Controllable Non-Hermitianity in Continuous-Variable Qubits

Abstract

Pure dephasing is the dominant leak mechanism in photonic cat qubits because its phase errors disrupt the parity protection, rendering the qubit vulnerable to energy relaxation. In this manuscript, we reveal that this dephasing mechanism conceals an interesting physical phenomenon: it induces \textit{asymmetric leakage} from the cat-state subspace, where even- and odd-parity cat states decay at different rates. This leak asymmetry enables the dynamics of the system to be described by a non-Hermitian Hamiltonian, thereby transforming the cat qubit into a platform with controllable gain and loss for probing non-Hermitian physics.

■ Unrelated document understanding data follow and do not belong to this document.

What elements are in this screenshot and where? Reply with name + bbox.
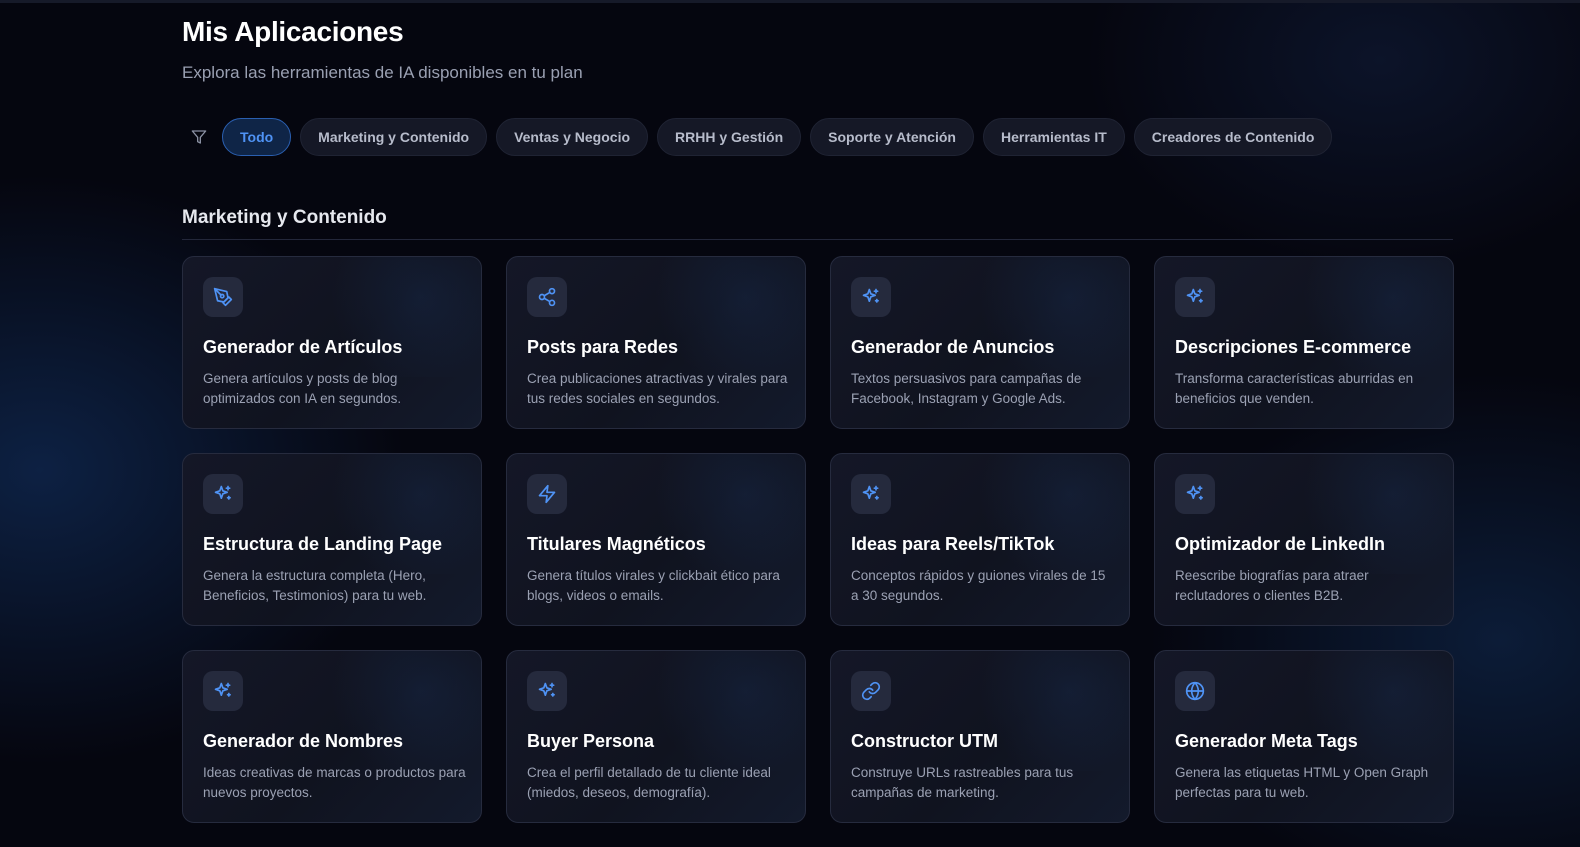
filter-chip[interactable]: RRHH y Gestión [657,118,802,156]
card-glow [645,257,805,377]
app-card[interactable]: Titulares Magnéticos Genera títulos viral… [506,453,806,626]
card-title: Generador de Nombres [203,731,404,751]
app-card-grid: Generador de Artículos Genera artículos y… [182,256,1454,823]
app-card[interactable]: Generador Meta Tags Genera las etiquetas … [1154,650,1454,823]
filter-chip[interactable]: Ventas y Negocio [496,118,649,156]
card-title: Posts para Redes [527,337,679,357]
sparkles-icon [851,474,891,514]
link-icon [851,671,891,711]
card-glow [969,454,1129,574]
card-description: Genera la estructura completa (Hero, Ben… [203,568,427,603]
card-description: Genera títulos virales y clickbait ético… [527,568,780,603]
card-title: Generador de Anuncios [851,337,1055,357]
card-title: Estructura de Landing Page [203,534,443,554]
page-title: Mis Aplicaciones [182,16,404,47]
app-card[interactable]: Generador de Anuncios Textos persuasivos … [830,256,1130,429]
app-card[interactable]: Posts para Redes Crea publicaciones atrac… [506,256,806,429]
sparkles-icon [1175,277,1215,317]
app-card[interactable]: Descripciones E-commerce Transforma carac… [1154,256,1454,429]
category-filter-bar: Todo Marketing y Contenido Ventas y Negoci… [182,118,1341,156]
globe-icon [1175,671,1215,711]
pen-tool-icon [203,277,243,317]
app-card[interactable]: Generador de Artículos Genera artículos y… [182,256,482,429]
card-description: Genera artículos y posts de blog optimiz… [203,371,402,406]
filter-icon[interactable] [184,122,214,152]
sparkles-icon [203,474,243,514]
card-description: Construye URLs rastreables para tus camp… [851,765,1074,800]
card-description: Crea el perfil detallado de tu cliente i… [527,765,771,800]
share-icon [527,277,567,317]
sparkles-icon [1175,474,1215,514]
app-card[interactable]: Ideas para Reels/TikTok Conceptos rápidos… [830,453,1130,626]
card-description: Genera las etiquetas HTML y Open Graph p… [1175,765,1429,800]
sparkles-icon [203,671,243,711]
card-title: Buyer Persona [527,731,655,751]
card-glow [1293,257,1453,377]
filter-chip[interactable]: Soporte y Atención [810,118,974,156]
card-glow [645,454,805,574]
app-card[interactable]: Buyer Persona Crea el perfil detallado de… [506,650,806,823]
section-divider [182,239,1453,240]
filter-chip[interactable]: Todo [222,118,292,156]
card-title: Descripciones E-commerce [1175,337,1412,357]
card-title: Optimizador de LinkedIn [1175,534,1386,554]
card-glow [1293,651,1453,771]
card-description: Reescribe biografías para atraer recluta… [1175,568,1369,603]
top-border [0,0,1580,3]
card-description: Transforma características aburridas en … [1175,371,1414,406]
app-card[interactable]: Estructura de Landing Page Genera la estr… [182,453,482,626]
app-card[interactable]: Optimizador de LinkedIn Reescribe biograf… [1154,453,1454,626]
card-glow [645,651,805,771]
filter-chip[interactable]: Creadores de Contenido [1133,118,1333,156]
filter-chip[interactable]: Herramientas IT [982,118,1125,156]
card-title: Ideas para Reels/TikTok [851,534,1055,554]
section-title: Marketing y Contenido [182,207,387,228]
card-glow [1293,454,1453,574]
app-card[interactable]: Generador de Nombres Ideas creativas de m… [182,650,482,823]
card-glow [321,651,481,771]
card-description: Crea publicaciones atractivas y virales … [527,371,788,406]
sparkles-icon [527,671,567,711]
card-title: Titulares Magnéticos [527,534,706,554]
card-glow [321,257,481,377]
card-title: Generador de Artículos [203,337,403,357]
card-glow [969,651,1129,771]
card-description: Textos persuasivos para campañas de Face… [851,371,1082,406]
card-glow [321,454,481,574]
card-title: Generador Meta Tags [1175,731,1358,751]
page-subtitle: Explora las herramientas de IA disponibl… [182,63,583,82]
zap-icon [527,474,567,514]
card-description: Conceptos rápidos y guiones virales de 1… [851,568,1106,603]
filter-chip[interactable]: Marketing y Contenido [300,118,488,156]
app-card[interactable]: Constructor UTM Construye URLs rastreable… [830,650,1130,823]
card-glow [969,257,1129,377]
card-title: Constructor UTM [851,731,998,751]
sparkles-icon [851,277,891,317]
card-description: Ideas creativas de marcas o productos pa… [203,765,466,800]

Within this platform, we demonstrate the possibility to control the parity-time symmetry phase transition in a single cat qubit by adjusting its amplitude. Moreover, we couple two cat qubits to realize an entanglement phase transition induced by the exceptional point. Our work constructs a controllable non-Hermitian system simulator, overturning the conventional paradigm that treats dephasing as harmful noise.

Figures (4)

• Figure 1: (a) Energy spectrum of the Kerr parametric oscillator. The eigenstates separate into even- and odd-parity manifolds, with the cat-state subspace $\{\ket{\mathcal{C}_{\pm}}\}$ forming the ground states. The excited states appear at a lower energy because the Kerr nonlinearity is negative. The energy gap to the first excited states scales as $\omega_{\mathrm{gap}}\simeq4K\alpha^2$, providing protection against unwanted transitions. The purple and brown dashed arrows in (a) indicate the leakage from the cat-state subspace $\{\ket{\mathcal{C_{\pm}}}\}$ due to pure dephasing. (b) Bloch sphere of the cat qubit and the corresponding Wigner function representations.
• Figure 2: (a) Time evolution of the even cat state and the odd cat state governed by the effective master equation in Eq. (\ref{['eq9']}) (dashed curve) and the full master equation in Eq. (\ref{['eq3']}) (solid curve). Here, we choose $\alpha=1.5$. (b) Discrepancy in the population of the even cat state under the effective and full master equations, as a function of the cat state amplitude $\alpha$ and time. All simulations include a weak single-photon drive with amplitude $\Omega=0.01K$. Other parameters is $\kappa^{\phi}=0.001K$.
• Figure 3: (a) The loss/gain rate $\gamma$ (red solid) and the coherent coupling $\epsilon$ (blue solid) as functions of the cat amplitude $\alpha$. Their intersection at $\alpha = 1.5$ defines the EP. The white region indicates where the discrepancy between the effective and full models is below $1\%$, validating our approach. (b) Real and (c) imaginary parts of the eigenvalues $E_{1,2}$ of $\mathcal{H}$ versus $\alpha$, clearly showing the $\mathcal{P}\mathcal{T}$-symmetry breaking transition at the EP. Parameters: $\kappa^{\phi}=0.05K$, $\Omega = 0.0023K$.
• Figure 4: (a) Concurrence $C^{f,(s)}_{\pm}$ for the eigenstates $|\Phi^{f,(s)}_{\pm}\rangle$ as a function of $\beta$. Insets show the derivatives $dC^{f,(s)}_{\pm}/d\beta$ ($dC^{f,(s)}_{+}/d\beta$ are red and green dotted lines, respectively; $dC^{f,(s)}_{-}/d\beta$ are blue and purple solid lines, respectively), highlighting the critical behavior near the exceptional points. (b) Real and imaginary parts of the eigenvalues $E^{f,(s)}_{\pm}$ versus $\beta$, showing the coalescence of eigenvalues at the EPs. Parameters: $\alpha=2$, $\kappa^{\phi}_{1}=\kappa^{\phi}_{2}=0.05K_{1}$, $g=0.001K_{1}$, and $K_{2}=K_{1}$.